ADF STAFF
In the darkness of early morning on January 26, a team of Malian soldiers and Russian mercenaries rushed into the village of Welingara in the central Nara region. They arrested 25 men and boys, took them 2 kilometers outside the village and immediately executed them.
“The bodies were found, piled on top of each other, some blindfolded, riddled with bullets or slit throats,” according to local sources interviewed by Radio France Internationale. “Many were burned.”
Volker Türk, head of the United Nations High Commissioner for Human Rights (OHCHR), said he was “appalled” by the “credible allegations.” He also urged Malian authorities to ensure that their troops, “as well as their agents or allies,” adhere to international humanitarian law, in particular the protection of civilians.
“It is essential that all allegations of arbitrary deprivations of life, including summary executions, are fully and impartially investigated and those found responsible brought to justice in trials observing international standards,” he said in a February 1 statement.
Unidentified gunmen also killed about 30 civilians in the villages of Ogota and Oimbe in the Bandiagara region in late January, Türk said.
“It is part of a trend,” OHCHR spokesperson Seif Magango said in a February 2 video report. “We have seen repeated situations where Malian forces and these foreign military personnel round up young people in villages and summarily execute them without giving them any chance to be heard, without taking them to court, without following due process.”
Civilian massacres are nothing new for Russian mercenaries deployed to Africa. The fighters, formerly known as the Wagner Group, have been rebranded as the Africa Corps and placed under the Russian Ministry of Defense.
Their track record on the continent is one of spotty security and allegations of atrocities and abuses against civilians.
In a 2023 report, independent U.N. rights experts described a “climate of terror and impunity” surrounding the Russian mercenaries’ work in Mali.
The most notorious example came in a March 2022 massacre of more than 500 people in the village of Moura in central Mali. Most of them were executed. Witnesses told the OHCHR of “armed white men” terrorizing the village alongside Malian soldiers for five days.
Mali, which is ruled by a military junta that overthrew the civilian government in a 2020 coup, has been fighting an insurgency linked to al-Qaida and the Islamic State group since 2012. Thousands have been killed, and more than 6 million people have been displaced.
Despite evidence of atrocities and war crimes, the junta has rejected the U.N.’s calls for investigations and demanded the withdrawal of the U.N. peacekeeping mission, known as MINUSMA, that deployed to protect civilians in 2013. MINUSMA ended on December 31.

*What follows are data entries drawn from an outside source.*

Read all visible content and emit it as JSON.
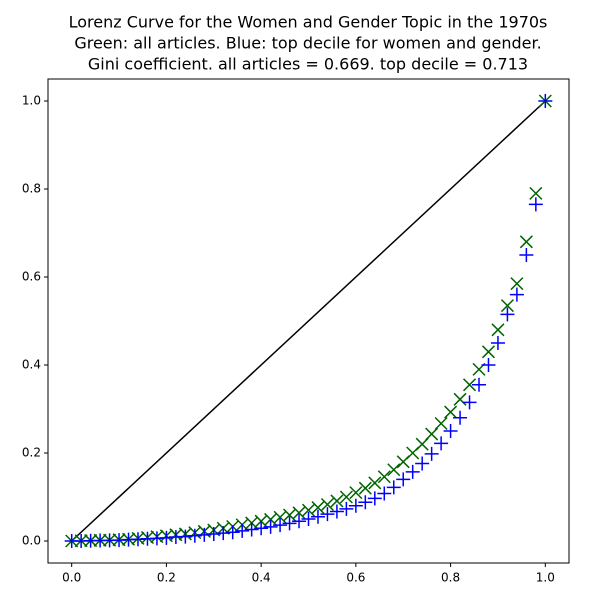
{
  "chart_data": {
    "type": "scatter",
    "title": [
      "Lorenz Curve for the Women and Gender Topic in the 1970s",
      "Green: all articles. Blue: top decile for women and gender.",
      "Gini coefficient.  all articles = 0.669. top decile = 0.713"
    ],
    "xlim": [
      -0.05,
      1.05
    ],
    "ylim": [
      -0.05,
      1.05
    ],
    "xticks": [
      {
        "value": 0,
        "label": "0.0"
      },
      {
        "value": 0.2,
        "label": "0.2"
      },
      {
        "value": 0.4,
        "label": "0.4"
      },
      {
        "value": 0.6,
        "label": "0.6"
      },
      {
        "value": 0.8,
        "label": "0.8"
      },
      {
        "value": 1,
        "label": "1.0"
      }
    ],
    "yticks": [
      {
        "value": 0,
        "label": "0.0"
      },
      {
        "value": 0.2,
        "label": "0.2"
      },
      {
        "value": 0.4,
        "label": "0.4"
      },
      {
        "value": 0.6,
        "label": "0.6"
      },
      {
        "value": 0.8,
        "label": "0.8"
      },
      {
        "value": 1,
        "label": "1.0"
      }
    ],
    "series": [
      {
        "kind": "line",
        "color": "#000000",
        "x": [
          0,
          1
        ],
        "y": [
          0,
          1
        ]
      },
      {
        "kind": "x",
        "color": "#006400",
        "x": [
          0,
          0.02,
          0.04,
          0.06,
          0.08,
          0.1,
          0.12,
          0.14,
          0.16,
          0.18,
          0.2,
          0.22,
          0.24,
          0.26,
          0.28,
          0.3,
          0.32,
          0.34,
          0.36,
          0.38,
          0.4,
          0.42,
          0.44,
          0.46,
          0.48,
          0.5,
          0.52,
          0.54,
          0.56,
          0.58,
          0.6,
          0.62,
          0.64,
          0.66,
          0.68,
          0.7,
          0.72,
          0.74,
          0.76,
          0.78,
          0.8,
          0.82,
          0.84,
          0.86,
          0.88,
          0.9,
          0.92,
          0.94,
          0.96,
          0.98,
          1
        ],
        "y": [
          0,
          0.0005,
          0.001,
          0.0015,
          0.002,
          0.003,
          0.004,
          0.006,
          0.008,
          0.01,
          0.012,
          0.014,
          0.016,
          0.019,
          0.022,
          0.025,
          0.029,
          0.033,
          0.037,
          0.041,
          0.045,
          0.049,
          0.054,
          0.059,
          0.064,
          0.07,
          0.076,
          0.083,
          0.091,
          0.1,
          0.11,
          0.12,
          0.132,
          0.146,
          0.162,
          0.18,
          0.2,
          0.22,
          0.243,
          0.267,
          0.293,
          0.322,
          0.355,
          0.39,
          0.43,
          0.48,
          0.535,
          0.585,
          0.68,
          0.79,
          1
        ]
      },
      {
        "kind": "plus",
        "color": "#0000ff",
        "x": [
          0,
          0.02,
          0.04,
          0.06,
          0.08,
          0.1,
          0.12,
          0.14,
          0.16,
          0.18,
          0.2,
          0.22,
          0.24,
          0.26,
          0.28,
          0.3,
          0.32,
          0.34,
          0.36,
          0.38,
          0.4,
          0.42,
          0.44,
          0.46,
          0.48,
          0.5,
          0.52,
          0.54,
          0.56,
          0.58,
          0.6,
          0.62,
          0.64,
          0.66,
          0.68,
          0.7,
          0.72,
          0.74,
          0.76,
          0.78,
          0.8,
          0.82,
          0.84,
          0.86,
          0.88,
          0.9,
          0.92,
          0.94,
          0.96,
          0.98,
          1
        ],
        "y": [
          0,
          0,
          0.0005,
          0.001,
          0.0015,
          0.002,
          0.003,
          0.004,
          0.005,
          0.006,
          0.007,
          0.009,
          0.01,
          0.012,
          0.014,
          0.016,
          0.018,
          0.02,
          0.023,
          0.026,
          0.029,
          0.032,
          0.036,
          0.04,
          0.045,
          0.05,
          0.055,
          0.061,
          0.067,
          0.073,
          0.08,
          0.088,
          0.097,
          0.108,
          0.122,
          0.14,
          0.157,
          0.176,
          0.198,
          0.222,
          0.25,
          0.28,
          0.315,
          0.355,
          0.4,
          0.45,
          0.515,
          0.56,
          0.65,
          0.765,
          1
        ]
      }
    ]
  }
}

Sahel expert Jeremy Keenan, of Queen Mary University of London, said security has worsened “more rapidly” since the military coups of 2020 and 2021.
Malian forces and their Russian partners now are fighting an alliance of Tuareg separatists and the Jama’at Nusrat al-Islam wal-Muslimin (JNIM), a coalition of extremist insurgent groups linked to al-Qaida.
“[The second coup] saw the Wagner Group being invited in to replace the French military and the U.N. peacekeeping force,” Keenan told African Arguments magazine.
“Not only did attacks by JNIM and the Islamic State in the Greater Sahara intensify against both civilian and military targets in Mali, but they also escalated in both neighboring Niger and Burkina Faso, which have both also succumbed to military [coups d’état] and increasing Russian influence.”
Lucas Webber, co-founder of the Militant Wire research network, said security continues to deteriorate.
“Jihadists and other militants continue to rampage through the area,” he told African Arguments. “With Russia and Wagner, there are few if any human rights requirements, and their forces are both performing government security and offensive military roles.”
Magango said Türk continues to urge the Malian government to investigate “human rights violations committed by anybody, including their armed forces.”
“It is important that the cycle of impunity that has brought Mali to where it is today is cut,” Magango said. “That cycle needs to be broken.”